Saturday, June 23, 2018
Health

Nonprofit admits more children in state care were forced to sleep in offices than previously acknowledged

TAMPA — Air mattresses placed on office floors served as make-do sleeping quarters for dozens of Hillsborough County foster children, a crisis that the contractor responsible for taking care of the children repeatedly failed to report to the state.

The Clearwater nonprofit Eckerd Kids had 43 children sleep in offices and other unlicensed locations in the past 18 months because it could not place them in foster homes, an internal Eckerd report released Tuesday states.

The crisis came to a head during a three-month period ending in June when 38 children spent up to three nights in offices and a teen recreation center — more than twice as many children as Eckerd officials initially reported to the Florida Department of Children and Families.

Six of the children were 10 years old or younger. One was just 4.

DCF Secretary Mike Carroll said the department has deployed an oversight team to conduct daily monitoring and onsite visits of Eckerd to ensure there is no repeat of the recent problems.

"Eckerd's inappropriate placement of these children, and other failure to report these incidents, is inexcusable and absolutely unacceptable," Carroll said in a statement.

Eckerd is paid $70 million annually from its contract with DCF.

Its procedures required staff to report to Eckerd's director of out-of-home care, an executive director and to the chief of operations when a foster bed could not be found for a child.

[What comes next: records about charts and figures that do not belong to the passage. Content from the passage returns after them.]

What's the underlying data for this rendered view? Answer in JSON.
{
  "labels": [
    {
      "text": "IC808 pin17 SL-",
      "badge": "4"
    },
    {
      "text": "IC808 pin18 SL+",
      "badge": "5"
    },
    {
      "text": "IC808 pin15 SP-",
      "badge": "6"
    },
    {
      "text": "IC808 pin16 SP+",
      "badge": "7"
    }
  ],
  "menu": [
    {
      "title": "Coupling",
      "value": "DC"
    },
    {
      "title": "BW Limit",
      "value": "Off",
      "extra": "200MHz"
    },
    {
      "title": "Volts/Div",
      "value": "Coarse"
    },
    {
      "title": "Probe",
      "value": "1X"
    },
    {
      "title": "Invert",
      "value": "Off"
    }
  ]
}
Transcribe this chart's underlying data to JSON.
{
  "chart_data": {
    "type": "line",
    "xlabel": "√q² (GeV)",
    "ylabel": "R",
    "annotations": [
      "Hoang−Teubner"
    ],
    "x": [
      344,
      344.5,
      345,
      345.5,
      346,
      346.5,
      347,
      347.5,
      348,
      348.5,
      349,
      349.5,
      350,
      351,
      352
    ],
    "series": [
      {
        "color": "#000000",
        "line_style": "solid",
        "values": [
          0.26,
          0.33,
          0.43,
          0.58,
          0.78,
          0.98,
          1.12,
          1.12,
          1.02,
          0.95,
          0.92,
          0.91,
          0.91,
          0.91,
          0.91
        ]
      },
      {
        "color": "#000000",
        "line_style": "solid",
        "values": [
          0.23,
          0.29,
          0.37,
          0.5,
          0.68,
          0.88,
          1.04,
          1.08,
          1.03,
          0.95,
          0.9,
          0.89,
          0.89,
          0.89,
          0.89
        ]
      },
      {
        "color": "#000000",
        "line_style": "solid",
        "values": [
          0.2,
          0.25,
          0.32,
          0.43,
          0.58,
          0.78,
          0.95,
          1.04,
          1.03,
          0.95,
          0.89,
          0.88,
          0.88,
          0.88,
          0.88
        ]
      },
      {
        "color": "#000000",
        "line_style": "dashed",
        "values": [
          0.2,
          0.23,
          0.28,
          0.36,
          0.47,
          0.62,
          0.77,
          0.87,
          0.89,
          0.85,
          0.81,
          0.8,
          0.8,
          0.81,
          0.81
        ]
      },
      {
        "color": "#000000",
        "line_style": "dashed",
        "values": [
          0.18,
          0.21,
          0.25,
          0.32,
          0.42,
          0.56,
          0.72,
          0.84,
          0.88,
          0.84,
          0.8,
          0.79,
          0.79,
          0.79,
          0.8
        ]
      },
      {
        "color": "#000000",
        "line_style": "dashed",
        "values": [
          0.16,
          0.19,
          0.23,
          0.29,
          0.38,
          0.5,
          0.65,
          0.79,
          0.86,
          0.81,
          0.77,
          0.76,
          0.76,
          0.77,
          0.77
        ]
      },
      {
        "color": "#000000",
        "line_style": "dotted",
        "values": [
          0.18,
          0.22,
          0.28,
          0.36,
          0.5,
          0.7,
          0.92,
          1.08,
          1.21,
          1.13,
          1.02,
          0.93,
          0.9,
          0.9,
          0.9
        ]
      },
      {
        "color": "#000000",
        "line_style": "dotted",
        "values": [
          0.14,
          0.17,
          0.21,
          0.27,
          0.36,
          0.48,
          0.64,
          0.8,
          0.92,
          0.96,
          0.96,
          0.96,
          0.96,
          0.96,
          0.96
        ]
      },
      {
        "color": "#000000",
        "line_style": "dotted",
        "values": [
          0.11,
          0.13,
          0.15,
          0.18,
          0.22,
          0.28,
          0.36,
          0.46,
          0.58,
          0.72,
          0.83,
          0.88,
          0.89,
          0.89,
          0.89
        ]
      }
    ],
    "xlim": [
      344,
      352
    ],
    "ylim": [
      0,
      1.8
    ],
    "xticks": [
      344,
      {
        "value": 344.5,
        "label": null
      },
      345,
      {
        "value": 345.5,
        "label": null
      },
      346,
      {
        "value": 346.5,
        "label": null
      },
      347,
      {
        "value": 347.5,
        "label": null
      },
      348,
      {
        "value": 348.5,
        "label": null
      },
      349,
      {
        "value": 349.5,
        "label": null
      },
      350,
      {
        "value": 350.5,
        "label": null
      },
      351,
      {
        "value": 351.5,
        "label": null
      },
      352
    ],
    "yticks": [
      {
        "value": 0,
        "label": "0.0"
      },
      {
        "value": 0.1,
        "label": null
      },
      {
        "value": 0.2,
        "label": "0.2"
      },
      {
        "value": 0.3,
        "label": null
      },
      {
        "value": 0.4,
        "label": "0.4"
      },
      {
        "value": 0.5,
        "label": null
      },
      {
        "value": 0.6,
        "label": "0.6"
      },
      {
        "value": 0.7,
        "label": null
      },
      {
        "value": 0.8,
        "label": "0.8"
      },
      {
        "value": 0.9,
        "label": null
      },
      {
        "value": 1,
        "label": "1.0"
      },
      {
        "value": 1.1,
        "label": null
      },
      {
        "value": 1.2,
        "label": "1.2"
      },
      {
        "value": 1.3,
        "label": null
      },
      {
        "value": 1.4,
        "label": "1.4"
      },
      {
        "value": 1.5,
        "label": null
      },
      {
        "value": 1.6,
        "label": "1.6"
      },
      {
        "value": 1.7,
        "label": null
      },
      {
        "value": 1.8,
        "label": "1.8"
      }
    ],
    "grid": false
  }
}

It also required them to report the case to DCF within 24 hours.

Sometimes, only some of the officials were notified, the report found. Sometimes, no one was told.

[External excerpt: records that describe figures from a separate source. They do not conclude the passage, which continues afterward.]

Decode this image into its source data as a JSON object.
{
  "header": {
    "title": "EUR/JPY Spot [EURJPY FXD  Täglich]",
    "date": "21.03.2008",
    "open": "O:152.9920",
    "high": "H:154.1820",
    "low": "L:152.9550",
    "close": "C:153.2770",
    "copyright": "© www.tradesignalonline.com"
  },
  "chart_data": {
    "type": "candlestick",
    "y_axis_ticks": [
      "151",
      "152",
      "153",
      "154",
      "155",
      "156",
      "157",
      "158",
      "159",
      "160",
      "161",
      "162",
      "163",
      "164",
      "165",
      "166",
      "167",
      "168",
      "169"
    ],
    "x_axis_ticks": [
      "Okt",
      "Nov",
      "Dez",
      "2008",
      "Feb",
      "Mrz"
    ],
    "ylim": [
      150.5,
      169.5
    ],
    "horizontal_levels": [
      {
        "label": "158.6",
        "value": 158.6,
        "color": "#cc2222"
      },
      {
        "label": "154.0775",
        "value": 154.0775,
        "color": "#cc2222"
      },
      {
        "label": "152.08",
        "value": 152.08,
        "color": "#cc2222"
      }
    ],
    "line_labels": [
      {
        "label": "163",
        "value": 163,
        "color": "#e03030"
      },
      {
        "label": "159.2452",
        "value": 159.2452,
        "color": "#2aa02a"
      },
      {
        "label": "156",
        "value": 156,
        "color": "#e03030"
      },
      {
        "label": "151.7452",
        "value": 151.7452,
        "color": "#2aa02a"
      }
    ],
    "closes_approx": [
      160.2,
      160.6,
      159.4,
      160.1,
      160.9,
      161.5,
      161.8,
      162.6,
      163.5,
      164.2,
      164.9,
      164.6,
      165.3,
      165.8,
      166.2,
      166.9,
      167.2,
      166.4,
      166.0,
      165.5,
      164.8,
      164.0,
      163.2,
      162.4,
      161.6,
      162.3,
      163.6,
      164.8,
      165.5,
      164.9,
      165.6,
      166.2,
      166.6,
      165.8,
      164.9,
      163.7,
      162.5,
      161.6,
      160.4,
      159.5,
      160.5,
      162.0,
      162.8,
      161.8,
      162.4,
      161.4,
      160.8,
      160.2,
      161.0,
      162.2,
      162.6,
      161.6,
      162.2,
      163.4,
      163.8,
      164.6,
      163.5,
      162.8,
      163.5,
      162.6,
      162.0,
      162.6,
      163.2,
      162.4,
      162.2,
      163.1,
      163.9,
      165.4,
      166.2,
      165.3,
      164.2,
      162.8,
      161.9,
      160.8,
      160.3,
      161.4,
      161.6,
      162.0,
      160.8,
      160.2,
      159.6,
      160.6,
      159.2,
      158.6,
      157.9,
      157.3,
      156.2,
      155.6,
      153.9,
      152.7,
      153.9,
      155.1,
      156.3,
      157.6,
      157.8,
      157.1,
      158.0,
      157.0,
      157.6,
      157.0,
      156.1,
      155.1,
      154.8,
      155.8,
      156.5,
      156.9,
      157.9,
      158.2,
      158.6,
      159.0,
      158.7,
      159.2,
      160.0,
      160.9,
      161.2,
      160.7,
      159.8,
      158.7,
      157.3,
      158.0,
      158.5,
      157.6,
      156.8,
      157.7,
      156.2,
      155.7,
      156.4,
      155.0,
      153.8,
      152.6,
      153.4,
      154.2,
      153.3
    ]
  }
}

As a result of those failures, Rachel Smith, the executive director of Eckerd's Community Alternatives program, resigned her position Tuesday, Eckerd officials said.

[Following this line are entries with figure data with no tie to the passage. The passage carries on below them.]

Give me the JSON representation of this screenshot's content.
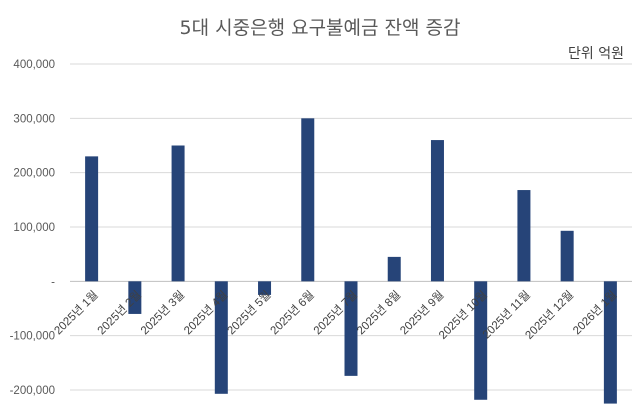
{
  "chart_data": {
    "type": "bar",
    "title": "5대 시중은행 요구불예금 잔액 증감",
    "unit_label": "단위 억원",
    "categories": [
      "2025년 1월",
      "2025년 2월",
      "2025년 3월",
      "2025년 4월",
      "2025년 5월",
      "2025년 6월",
      "2025년 7월",
      "2025년 8월",
      "2025년 9월",
      "2025년 10월",
      "2025년 11월",
      "2025년 12월",
      "2026년 1월"
    ],
    "values": [
      230000,
      -60000,
      250000,
      -207000,
      -25000,
      300000,
      -174000,
      45000,
      260000,
      -218000,
      168000,
      93000,
      -225000
    ],
    "ylim": [
      -200000,
      400000
    ],
    "yticks": [
      "400,000",
      "300,000",
      "200,000",
      "100,000",
      "-",
      "-100,000",
      "-200,000"
    ],
    "grid": true,
    "legend": "none",
    "bar_color": "#264478"
  }
}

Smith, who did not return calls seeking comment, was scheduled to be appointed by Hillsborough County commissioners today to the Blue Ribbon Commission for Child Safety in Hills­borough County. Her name was withdrawn from the agenda on Tuesday.

Eckerd's report also reveals the housing crisis dates back to July 2015, when five children over five nights slept in offices.

Makeshift accommodation was needed this year, Eckerd officials said, because of a spike in the number of children being taken into care in April and May.

The decision to remove kids is made by the Child Protective Investigative Division, a unit of the Hillsborough County Sheriff's Office. The children are frequently traumatized because of issues like abuse, neglect or domestic violence.

The division removed roughly 180 children in both April and May compared to 116 in March and 115 in June.

In the 12-month period ending June 30, 1,672 children were taken into care in Hillsborough, the highest of any Florida county.

Sheriff's officials earlier this month said there was no change in criteria that investigators use when deciding whether to take children out of their homes. The spike was a result of more cases being referred from the Florida Abuse Hotline.

In most cases, children only slept one or two nights in offices before being placed. In addition to air mattresses, blankets and pillows were always supplied. Dinner was brought in for the children and there was trained adult supervision throughout their stay, Eckerd officials said.

Eckerd released the internal review after public record requests were made to review Eckerd's communication with DCF by both the Tampa Bay Times and Florida's Children First, a statewide advocacy organization focused on children's rights.

Florida Children's First executive director Christina Spudeas said Eckerd could have found appropriate places for children if its staff had followed its rules.

Sleeping in an office would have felt like another rejection for children already traumatized from being taken from their homes because of issues like abuse, neglect or domestic violence, she said.

"It's appalling they didn't follow the procedures already in place," she said. "Placing child in an office where you don't have a living room, a bedroom, a caregiver has a negative impact on a child's psyche."

Eckerd also handles foster placement in Pasco and Pinellas counties, a contract worth about $65 million per year.

Officials said they have adopted new procedures to ensure there is no repeat of the failure.

That includes additional training of staff who were also required to sign an policy verifying they understand the protocol. They will also compile a critical incident report whenever a child ends up sleeping in an office.

Recent efforts to encourage more parents to foster children has increased the number of beds in the county by 72, said Terri Durdaller, Eckerd spokeswoman.

"Ultimately, Eckerd Kids is responsible and accountable to ensure accuracy in all aspects of its work in support of the child welfare system and apologize for the confusion this error has caused," Durdaller said of the group's initial reports. "We believe it is unacceptable for even one child to sleep in an unlicensed placement and we are committed to providing an appropriate, home-like setting for every child who enters our care."